Financial opening accelerated

Foreign shareholding limitations are being scrapped in securities, asset management and futures firms by next year, a year ahead of schedule, according to the Financial Stability and Development Commission.

Only those who haven’t been paying enough attention, or who don’t subscribe to insightful newsletters, should be surprised by the announcement of 11 reform measures pledging to allow foreign capital access to more sectors including bond markets, insurance, asset management and pension funds. 

Other agencies followed up over the weekend. The China Securities Regulatory Commission said it is working quickly to roll out auxiliary measures to “fully implement the new policies”, according to Global Times.The China Banking and Insurance Regulatory Commission said it will fast track revision work concerning asset management firms to implement the new measures. 

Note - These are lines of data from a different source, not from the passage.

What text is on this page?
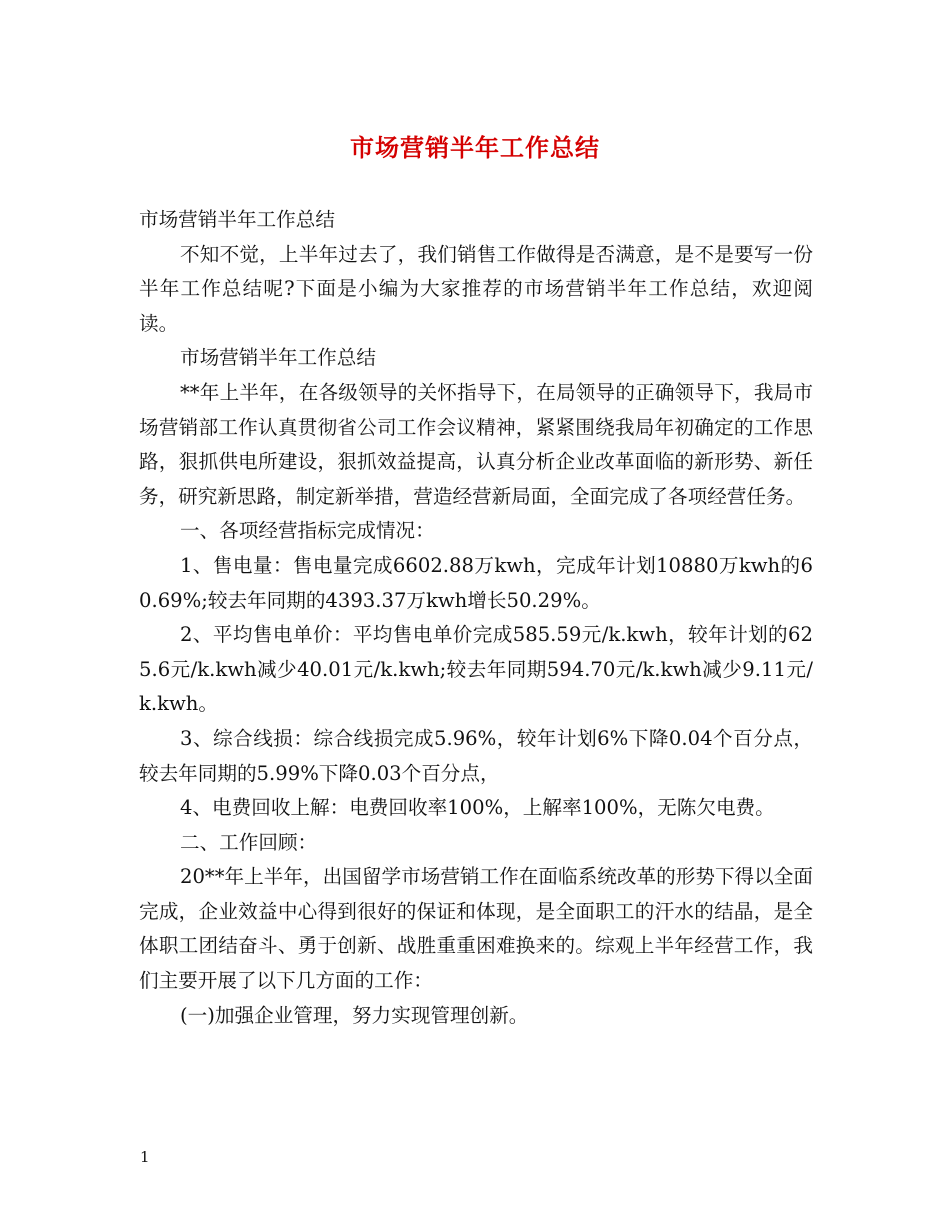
市场营销半年工作总结

市场营销半年工作总结

不知不觉，上半年过去了，我们销售工作做得是否满意，是不是要写一份半年工作总结呢?下面是小编为大家推荐的市场营销半年工作总结，欢迎阅读。

市场营销半年工作总结

**年上半年，在各级领导的关怀指导下，在局领导的正确领导下，我局市场营销部工作认真贯彻省公司工作会议精神，紧紧围绕我局年初确定的工作思路，狠抓供电所建设，狠抓效益提高，认真分析企业改革面临的新形势、新任务，研究新思路，制定新举措，营造经营新局面，全面完成了各项经营任务。

一、各项经营指标完成情况：

1、售电量：售电量完成6602.88万kwh，完成年计划10880万kwh的60.69%;较去年同期的4393.37万kwh增长50.29%。

2、平均售电单价：平均售电单价完成585.59元/k.kwh，较年计划的625.6元/k.kwh减少40.01元/k.kwh;较去年同期594.70元/k.kwh减少9.11元/k.kwh。

3、综合线损：综合线损完成5.96%，较年计划6%下降0.04个百分点，较去年同期的5.99%下降0.03个百分点，

4、电费回收上解：电费回收率100%，上解率100%，无陈欠电费。

二、工作回顾：

20**年上半年，出国留学市场营销工作在面临系统改革的形势下得以全面完成，企业效益中心得到很好的保证和体现，是全面职工的汗水的结晶，是全体职工团结奋斗、勇于创新、战胜重重困难换来的。综观上半年经营工作，我们主要开展了以下几方面的工作：

(一)加强企业管理，努力实现管理创新。

1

Analysts said the moves show China’s commitment to globalization and opening-up to foreign companies in the financial sector. But they also pointed out that regulatory reforms will be needed to make sure “guests come in” after the “door is opened up”.  They also called for more regulatory oversight with the potential increase in foreign participation in the financial services sector.

Both viewpoints are valid. In our view, just because reforms are inevitable doesn’t mean their implementation will be smooth. But it is important to understand what is driving this change. It is partly the US-China trade war. It is mostly China’s longer-term agenda for lifting its people out of poverty and creating a middle-income country that can stand proudly in the global community and be a responsible member of it.

Having said that, investors need to be aware that a new, big window of opportunity is coming, and it’s coming fast, but they also need to be looking before they leap. Now is the time to start doing some more serious homework about how to take advantage of the opportunities that await. And the Greater Bay Area, China’s richest, most diverse, most privately owned, is the best place to start.